The AMS also found troubling patterns in global forests. 

Trees are largely made of carbon dioxide pulled from the atmosphere — and they have been growing faster as the concentration of the gas in the atmosphere has increased, helping balance the climate. 

But last year saw evidence that this pattern of absorption was reversing as wildfires in several significant regions belched plumes of carbon dioxide back into the atmosphere, at least temporarily changing many forests into a contributor to warming, rather than a bulwark against it.

As the AMS report noted, Canada’s vast boreal forest burned for an unprecedented length of time, and at a scale that doubled past records — leading to a quarter-million evacuations. Meanwhile, in the Amazon, more than 22,000 fires were recorded.

These are both signs that systems that once drove the earth toward stability could start to drive heating. 

One other system that concerns climate scientists is the planet’s nearly 9 million square miles of global permafrost — ever-frozen Arctic landscapes full of the frozen bodies of plants and animals half-digested by microbes. 

As the permafrost melts due to rising temperatures, these corpses decay further, releasing methane, which heats the climate dozens of times faster than carbon dioxide. In 2023, AMS noted record-high temperatures in the permafrost across more than half of the Arctic sites tested, which could translate into emissions from the tundra beginning to increase.

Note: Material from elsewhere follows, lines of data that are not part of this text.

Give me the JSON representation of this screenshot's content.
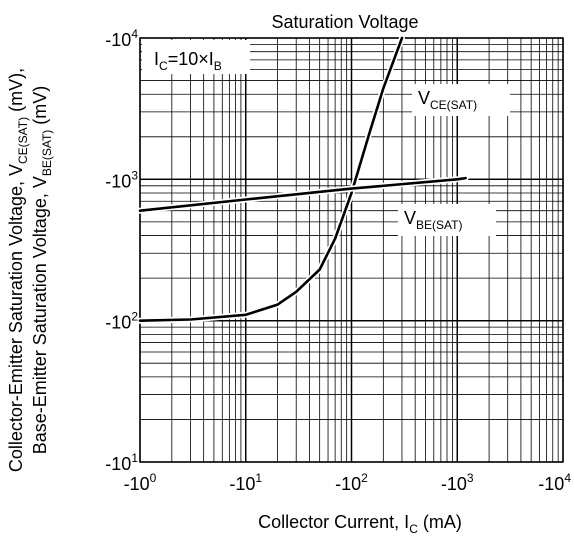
{
  "chart_data": {
    "type": "line",
    "title": "Saturation Voltage",
    "xlabel": {
      "main": "Collector Current, I",
      "sub": "C",
      "suffix": " (mA)"
    },
    "ylabel": {
      "line1": {
        "main": "Collector-Emitter Saturation Voltage, V",
        "sub": "CE(SAT)",
        "suffix": " (mV),"
      },
      "line2": {
        "main": "Base-Emitter Saturation Voltage, V",
        "sub": "BE(SAT)",
        "suffix": " (mV)"
      }
    },
    "x_scale": "log",
    "y_scale": "log",
    "xlim": [
      -1,
      -10000
    ],
    "ylim": [
      -10,
      -10000
    ],
    "grid": true,
    "x_ticks": [
      {
        "value": -1,
        "base": "-10",
        "exp": "0"
      },
      {
        "value": -10,
        "base": "-10",
        "exp": "1"
      },
      {
        "value": -100,
        "base": "-10",
        "exp": "2"
      },
      {
        "value": -1000,
        "base": "-10",
        "exp": "3"
      },
      {
        "value": -10000,
        "base": "-10",
        "exp": "4"
      }
    ],
    "y_ticks": [
      {
        "value": -10,
        "base": "-10",
        "exp": "1"
      },
      {
        "value": -100,
        "base": "-10",
        "exp": "2"
      },
      {
        "value": -1000,
        "base": "-10",
        "exp": "3"
      },
      {
        "value": -10000,
        "base": "-10",
        "exp": "4"
      }
    ],
    "condition": {
      "text1": "I",
      "sub1": "C",
      "text2": "=10×I",
      "sub2": "B"
    },
    "series": [
      {
        "name": "VCE(SAT)",
        "label_main": "V",
        "label_sub": "CE(SAT)",
        "x": [
          -1,
          -3,
          -10,
          -20,
          -30,
          -50,
          -70,
          -100,
          -150,
          -200,
          -300
        ],
        "y": [
          -100,
          -102,
          -110,
          -130,
          -160,
          -230,
          -380,
          -800,
          -2200,
          -4400,
          -10000
        ]
      },
      {
        "name": "VBE(SAT)",
        "label_main": "V",
        "label_sub": "BE(SAT)",
        "x": [
          -1,
          -10,
          -100,
          -1000,
          -1200
        ],
        "y": [
          -600,
          -720,
          -860,
          -1000,
          -1020
        ]
      }
    ]
  }
}
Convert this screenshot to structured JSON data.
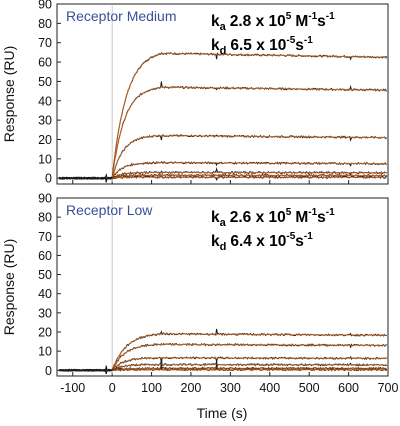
{
  "colors": {
    "data_trace": "#1a1a1a",
    "fit_trace": "#d2691e",
    "panel_label": "#3a4f9a",
    "zero_line": "#bbbbbb"
  },
  "chart_data": [
    {
      "type": "line",
      "panel_label": "Receptor Medium",
      "ylabel": "Response (RU)",
      "xlabel": "",
      "xlim": [
        -140,
        700
      ],
      "ylim": [
        -3,
        90
      ],
      "yticks": [
        0,
        10,
        20,
        30,
        40,
        50,
        60,
        70,
        80,
        90
      ],
      "xticks": [],
      "grid": false,
      "annotation": {
        "ka_symbol": "k",
        "ka_sub": "a",
        "ka_value": "2.8 x 10",
        "ka_exp": "5",
        "ka_unit_a": "M",
        "ka_unit_a_exp": "-1",
        "ka_unit_b": "s",
        "ka_unit_b_exp": "-1",
        "kd_symbol": "k",
        "kd_sub": "d",
        "kd_value": "6.5 x 10",
        "kd_exp": "-5",
        "kd_unit": "s",
        "kd_unit_exp": "-1"
      },
      "injection_start": 0,
      "injection_end": 125,
      "series": [
        {
          "plateau": 64.5,
          "end_value": 62.5
        },
        {
          "plateau": 47,
          "end_value": 45.5
        },
        {
          "plateau": 22,
          "end_value": 21
        },
        {
          "plateau": 8,
          "end_value": 7.5
        },
        {
          "plateau": 3,
          "end_value": 2.8
        },
        {
          "plateau": 1.5,
          "end_value": 1.4
        },
        {
          "plateau": 0.5,
          "end_value": 0.5
        }
      ]
    },
    {
      "type": "line",
      "panel_label": "Receptor Low",
      "ylabel": "Response (RU)",
      "xlabel": "Time (s)",
      "xlim": [
        -140,
        700
      ],
      "ylim": [
        -3,
        90
      ],
      "yticks": [
        0,
        10,
        20,
        30,
        40,
        50,
        60,
        70,
        80,
        90
      ],
      "xticks": [
        -100,
        0,
        100,
        200,
        300,
        400,
        500,
        600,
        700
      ],
      "grid": false,
      "annotation": {
        "ka_symbol": "k",
        "ka_sub": "a",
        "ka_value": "2.6 x 10",
        "ka_exp": "5",
        "ka_unit_a": "M",
        "ka_unit_a_exp": "-1",
        "ka_unit_b": "s",
        "ka_unit_b_exp": "-1",
        "kd_symbol": "k",
        "kd_sub": "d",
        "kd_value": "6.4 x 10",
        "kd_exp": "-5",
        "kd_unit": "s",
        "kd_unit_exp": "-1"
      },
      "injection_start": 0,
      "injection_end": 125,
      "series": [
        {
          "plateau": 19,
          "end_value": 18.3
        },
        {
          "plateau": 13.5,
          "end_value": 13
        },
        {
          "plateau": 6.5,
          "end_value": 6.2
        },
        {
          "plateau": 3,
          "end_value": 2.8
        },
        {
          "plateau": 1,
          "end_value": 1
        },
        {
          "plateau": 0.3,
          "end_value": 0.3
        }
      ]
    }
  ]
}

These changes all signal Earth’s potential movement into a new climate paradigm, and out of the temperate Holocene, or the geologic age in which humans evolved.

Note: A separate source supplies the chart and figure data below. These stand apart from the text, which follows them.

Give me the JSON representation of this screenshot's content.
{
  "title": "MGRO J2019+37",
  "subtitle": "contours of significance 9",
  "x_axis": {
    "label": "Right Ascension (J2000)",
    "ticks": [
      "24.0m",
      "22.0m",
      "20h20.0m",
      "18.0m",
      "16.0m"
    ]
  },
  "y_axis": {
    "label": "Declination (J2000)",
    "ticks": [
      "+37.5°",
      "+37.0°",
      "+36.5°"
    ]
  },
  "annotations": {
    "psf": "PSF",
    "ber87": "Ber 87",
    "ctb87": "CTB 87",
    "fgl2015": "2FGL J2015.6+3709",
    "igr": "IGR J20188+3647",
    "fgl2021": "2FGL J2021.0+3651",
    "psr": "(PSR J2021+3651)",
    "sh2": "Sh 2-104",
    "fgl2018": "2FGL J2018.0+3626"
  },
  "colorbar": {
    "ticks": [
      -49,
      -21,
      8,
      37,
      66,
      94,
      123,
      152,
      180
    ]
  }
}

How worried should policymakers and the public be?

That’s not a question the AMS set out to answer in its report. But climate scientists are, in general, quite concerned.

It’s difficult to know how significant the risk of the most extreme climate impacts are: Scientists have for decades warned that the world may be fumbling in the dark toward “tipping points” or very serious and snowballing changes in the Earth’s climate. 

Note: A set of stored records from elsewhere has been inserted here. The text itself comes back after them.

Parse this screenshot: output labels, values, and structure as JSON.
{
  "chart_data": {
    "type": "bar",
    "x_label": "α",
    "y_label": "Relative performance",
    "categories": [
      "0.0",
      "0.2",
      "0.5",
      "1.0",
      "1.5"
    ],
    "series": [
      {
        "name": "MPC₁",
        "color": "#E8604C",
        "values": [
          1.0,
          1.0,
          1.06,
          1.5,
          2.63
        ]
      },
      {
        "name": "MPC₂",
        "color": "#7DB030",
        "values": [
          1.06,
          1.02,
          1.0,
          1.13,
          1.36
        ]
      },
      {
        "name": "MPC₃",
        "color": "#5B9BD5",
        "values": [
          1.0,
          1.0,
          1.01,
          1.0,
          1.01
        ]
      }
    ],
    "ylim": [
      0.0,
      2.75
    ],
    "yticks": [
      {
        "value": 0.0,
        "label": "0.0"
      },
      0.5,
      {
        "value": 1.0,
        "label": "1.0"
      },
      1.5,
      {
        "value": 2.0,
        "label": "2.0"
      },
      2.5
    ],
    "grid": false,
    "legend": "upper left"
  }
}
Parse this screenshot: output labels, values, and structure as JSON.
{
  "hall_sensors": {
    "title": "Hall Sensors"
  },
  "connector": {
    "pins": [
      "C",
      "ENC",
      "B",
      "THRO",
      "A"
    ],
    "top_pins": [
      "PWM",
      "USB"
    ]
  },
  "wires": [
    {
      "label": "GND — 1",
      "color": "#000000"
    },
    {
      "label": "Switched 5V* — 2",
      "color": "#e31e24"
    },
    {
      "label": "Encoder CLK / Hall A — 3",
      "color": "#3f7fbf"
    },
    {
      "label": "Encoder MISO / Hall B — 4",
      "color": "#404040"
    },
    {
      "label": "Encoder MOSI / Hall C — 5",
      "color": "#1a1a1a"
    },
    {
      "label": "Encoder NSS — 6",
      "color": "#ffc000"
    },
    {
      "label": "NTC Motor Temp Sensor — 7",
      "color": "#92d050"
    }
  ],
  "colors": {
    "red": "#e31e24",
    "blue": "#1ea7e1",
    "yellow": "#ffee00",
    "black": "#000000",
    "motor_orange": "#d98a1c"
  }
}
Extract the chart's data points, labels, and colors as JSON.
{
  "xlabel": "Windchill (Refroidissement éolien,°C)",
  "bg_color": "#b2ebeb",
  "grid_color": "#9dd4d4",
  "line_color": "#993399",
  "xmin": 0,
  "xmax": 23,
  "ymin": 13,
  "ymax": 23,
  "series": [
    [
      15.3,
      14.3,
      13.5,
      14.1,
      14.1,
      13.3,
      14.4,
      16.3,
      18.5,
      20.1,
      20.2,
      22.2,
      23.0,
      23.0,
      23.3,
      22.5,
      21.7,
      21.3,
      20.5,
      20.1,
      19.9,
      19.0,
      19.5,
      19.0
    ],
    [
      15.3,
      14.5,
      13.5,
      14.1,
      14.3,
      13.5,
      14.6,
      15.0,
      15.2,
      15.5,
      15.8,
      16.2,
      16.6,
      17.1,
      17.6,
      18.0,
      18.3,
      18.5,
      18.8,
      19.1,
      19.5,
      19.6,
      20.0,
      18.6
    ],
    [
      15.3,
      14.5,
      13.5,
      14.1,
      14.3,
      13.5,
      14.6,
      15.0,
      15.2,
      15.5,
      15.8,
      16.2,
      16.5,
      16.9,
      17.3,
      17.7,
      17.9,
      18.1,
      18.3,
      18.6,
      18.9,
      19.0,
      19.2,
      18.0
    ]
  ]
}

One reason for that continued darkness is that the science on feedback loops — in which a system’s effects grow more extreme and unstable as it feeds its own decay — is uncertain. 

Some scientists argue that Earth systems are less sensitive than is often feared. A 2021 paper in Nature argued that the amount of warming sufficient to trigger tipping points can be exceeded without triggering immediate change of system state — provided warming is expeditiously brought back down.

Even if so, other evidence suggested that the danger zone may already be here. A 2022 paper in Science found that tipping points for 12 key Earth systems could be reached at warming rates of 1.5 degrees Celsius, which Hansen argued the Earth could hit by 2030 — and that hitting several such points was possible even at current levels of warming.

Still others have pointed to potentially positive tipping points for human society. A 2020 paper in Proceedings of the National Academy of Sciences pointed to the possibility for a “social tipping point,” or a possibility for rapid and self-reinforcing change in human society, reflected in an exponential change in human energy use — a shift that is arguably happening now with the increased use of renewables and potential peak in the use of fossil fuels.

Last year, when more than a dozen scientists, including Hansen, predicted the Earth was on track to pass the climate red line by midcentury, they argued that the problem is urgent, necessitating a rapid “return to Holocene-level global temperature.” 

Achieving such a return, they argued, would require more cooperation between East and West in a way that would allow the Global South to use the Earth’s remaining carbon budget to develop a global price on carbon emissions and — most controversially — some amount of solar geoengineering to combat the increase in solar heat as shipping and coal production are cleaned up.

In the political disorder of a heating world, the scientists identified a chance for a change.

“Current political crises present an opportunity for reset,” they argued, “especially if young people can grasp their situation.”